Última alteração: 2020-08-19

Resumo


Esta Sessão Livre dedica-se ao debate dos desdobramentos dos novos arranjos sociotécnicos [coletivos, ativistas, agentes comunitários, etc.] do primeiro quartel do século XXI nos processos e práticas vigentes em Arquitetura e Urbanismo, e em Planejamento Urbano. Diante das formas renovadas de produção de desigualdades, de problemas econômicos com expressão nas cidades, da associação entre forças autoritárias e dinâmicas de expropriação da vida (MBEMBE, 2016), parece imprescindível buscar compreender como a inteligência coletiva tem sido reativada por um conjunto de práticas de inovação democrática em que cidadãs e cidadãos tem forjado outros saberes e modos de existência na cidade. Esses novos arranjos tem mobilizado politicamente a noção de Comum [commons] tanto em resistência aos cercamentos, privatizações e despossessões associados ao capitalismo neoliberal, quanto em experiências de construção de espaços cooperados e autônomos (HARDT & NEGRI, 2018). A ideia de Comum implica a participação ativa e a prática direta, ou seja, é a atividade que propicia a existência do comum e o ampara em sua duração, e não a característica prévia do lugar – público ou privado. Pressupõe a gestão direta, de acordo com regras de vários níveis estabelecidas anteriormente entre os parceiros que participam do comum [commoners] e, neste sentido, coloca em xeque não só a ideia de propriedade [da terra, intelectual, etc.], mas também a de espaço público, na medida em que este pressupõe uma tutela externa aos participantes [do Estado] (DARDOT & LAVAL, 2017). Há uma série de espaços sendo apropriados dentro dessa perspectiva, sejam eles em territórios populares ou em áreas nobres de grandes cidades.

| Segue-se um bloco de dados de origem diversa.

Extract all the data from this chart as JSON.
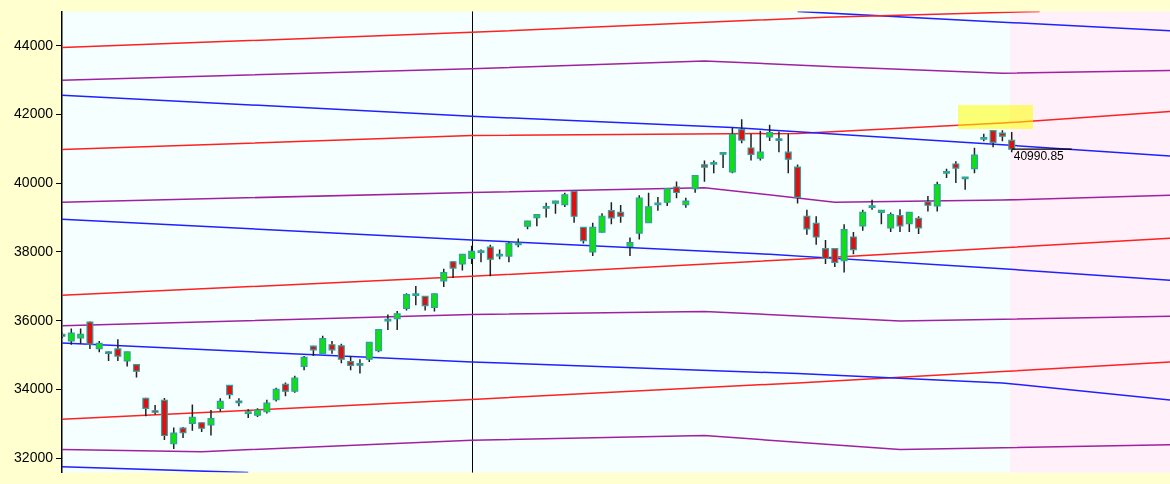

Essa expressão renovada das lutas contemporâneas parte também da reivindicação pelo direito, mobilizadas pelo desejo coletivo de fazer cidade e, mais, de reinventá-la. Criam-se possibilidades de forjar e sustentar outros mundos. Transita, portanto, na liminaridade entre a utopia e a emergência. Lefebvre (1999) compreende o pensamento utopiano como “utopia concreta”, que cria condições para a experimentação e a transformação do/no cotidiano, ou seja, a possibilidade do impossível no possível (LIMONAD, 2016). Aprofundar a compreensão a respeito das práticas, dos processos e dos agentes de produção e apropriação da cidade significa reconhecer a vida urbana associativa e insurgente como aquela que impulsiona a vida pública institucional. Deste modo, é fundamental que os estudos urbanos apreendam tais experiências espaciais cotidianas como um método situado na manutenção da vida.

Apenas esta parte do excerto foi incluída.